Her arms reached for the baby, who was grinning toothlessly back at her.

Sullivan saw what was going to happen and intercepted the child before his mother—this stranger—could touch him.

He felt disconcerted because his son was still straining to reach the woman, his tiny arms outstretched.

“Hello, Cody.”

At the sound of Lexie’s voice, low and husky, goosebumps rose all over Sullivan’s body. That was the same mesmerizing voice that had coaxed him into her arms.

He tried to hand Cody back to his grandmother, to put him out of Lexie’s reach, but his mom’s arms were folded over her chest, and she had “that look” on her face that told him she knew exactly who was standing on their back porch. And that what Sullivan was doing—keeping a mother and her son apart—was wrong.

But he wasn’t wrong. He knew it in his gut.

What if Lexie stepped into Cody’s life and made his son love her, and then changed her mind again? He wanted to spare his son that pain. Better she never became a part of Cody’s life in the first place.

Lexie had dropped her hands, and her smile had faded, but her eyes still implored him to let her hold the baby.

Cody settled his warm body against Sullivan’s heart and stuck his thumb in his mouth, but his eyes were still focused on the woman standing in front of him.

“Go away, Miss Grayhawk,” Sullivan said in a calm voice that wouldn’t upset his son. “There’s nothing for you here.”

“Except my child, whom I love with every fiber of my being.”

He was startled by the fierceness of the statement as much as by the words she’d spoken.

“You can’t stop me from being a mother to my child, Rye. The courts are on my side. Make up your mind that this is going to happen.”

His heart was beating frantically, pushing against his ribs like a terrified animal trying to escape, knowing there is no escape. “Fine.” The single word was harsh, and startled both her and Cody, who lifted his head and looked up at him with a tiny furrow between his brows.
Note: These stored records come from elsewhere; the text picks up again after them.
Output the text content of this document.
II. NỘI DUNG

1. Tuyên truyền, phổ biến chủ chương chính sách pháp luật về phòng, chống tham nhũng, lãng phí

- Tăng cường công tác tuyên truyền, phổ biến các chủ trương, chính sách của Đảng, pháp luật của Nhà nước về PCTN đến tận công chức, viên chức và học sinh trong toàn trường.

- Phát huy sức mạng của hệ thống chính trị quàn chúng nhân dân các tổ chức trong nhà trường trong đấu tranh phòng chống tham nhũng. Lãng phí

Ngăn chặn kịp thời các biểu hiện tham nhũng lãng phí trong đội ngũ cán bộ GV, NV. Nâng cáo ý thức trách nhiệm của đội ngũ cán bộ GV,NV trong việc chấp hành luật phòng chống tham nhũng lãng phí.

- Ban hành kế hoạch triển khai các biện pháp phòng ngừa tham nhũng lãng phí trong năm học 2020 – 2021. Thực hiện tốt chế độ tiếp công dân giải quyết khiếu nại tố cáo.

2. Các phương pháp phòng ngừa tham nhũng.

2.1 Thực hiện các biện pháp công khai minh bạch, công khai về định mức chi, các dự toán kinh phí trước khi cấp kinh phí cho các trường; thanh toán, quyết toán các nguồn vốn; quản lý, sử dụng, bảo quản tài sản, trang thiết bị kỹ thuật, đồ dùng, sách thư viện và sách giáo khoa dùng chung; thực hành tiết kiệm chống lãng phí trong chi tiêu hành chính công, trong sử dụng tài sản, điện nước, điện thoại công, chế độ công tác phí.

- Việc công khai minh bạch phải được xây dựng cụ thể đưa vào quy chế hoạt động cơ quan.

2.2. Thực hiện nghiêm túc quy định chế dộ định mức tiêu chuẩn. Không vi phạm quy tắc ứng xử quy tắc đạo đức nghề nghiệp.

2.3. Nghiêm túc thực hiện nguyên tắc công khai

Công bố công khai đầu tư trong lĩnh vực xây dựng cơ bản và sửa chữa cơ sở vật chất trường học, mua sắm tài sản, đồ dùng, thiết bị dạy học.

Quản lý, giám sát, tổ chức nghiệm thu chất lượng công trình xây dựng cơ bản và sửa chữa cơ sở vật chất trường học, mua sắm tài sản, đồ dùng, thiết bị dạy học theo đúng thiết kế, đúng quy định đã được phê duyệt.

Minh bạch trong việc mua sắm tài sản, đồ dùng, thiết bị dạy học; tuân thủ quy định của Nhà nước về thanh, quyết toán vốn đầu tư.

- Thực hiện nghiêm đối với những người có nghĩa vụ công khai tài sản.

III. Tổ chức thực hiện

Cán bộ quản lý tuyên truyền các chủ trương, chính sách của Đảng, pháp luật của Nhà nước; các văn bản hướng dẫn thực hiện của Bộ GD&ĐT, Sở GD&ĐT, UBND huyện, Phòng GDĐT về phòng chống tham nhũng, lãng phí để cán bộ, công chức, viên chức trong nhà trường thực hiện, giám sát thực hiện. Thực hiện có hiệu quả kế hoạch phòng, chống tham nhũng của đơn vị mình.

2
“Fine,” he repeated in a more moderate voice.

“I can take him?” she said, a look as wary as his son’s—the same look, reminding him that he saw her every day when he looked at his child—on her face.

“No.”

“Then what—”

“Cody doesn’t know you. And you don’t know his routine. If you’re going to do this, you might as well start from the beginning.”

“May I hold him?” she asked.

Sullivan felt an ache in his chest. Why couldn’t she have asked that at the hospital? But the time for regrets was past. She was here now, and he was going to have to make the best of a bad situation. He would do what had to be done for Cody’s sake.

“He might not want to go to you,” he said as she took a step toward him.

Cody put the lie to his words, as Lexie smiled again and held out her arms and cooed in a baby voice, “Hello, Cody. I’m your mother.”

The little boy eagerly reached out to her and left the safety of his father’s arms for the far less certain ones of his mother.

She held his son awkwardly at first, shifting him until she had him sitting on her female hip, which God had apparently made for just that purpose. Her whole face was lit up so brightly it hurt to look at her. He saw before him the vivacious woman he’d met in a bar, who’d become his lover, and who was now the mother of his child.

He’d forgotten about his own mother. She pulled the screen door open wide with another loud screech and said, “Why don’t you come inside?”

He stood helplessly by as Lexie Grayhawk, a woman he could never trust, a woman he both despised and desired, stepped into his kitchen…and into his life.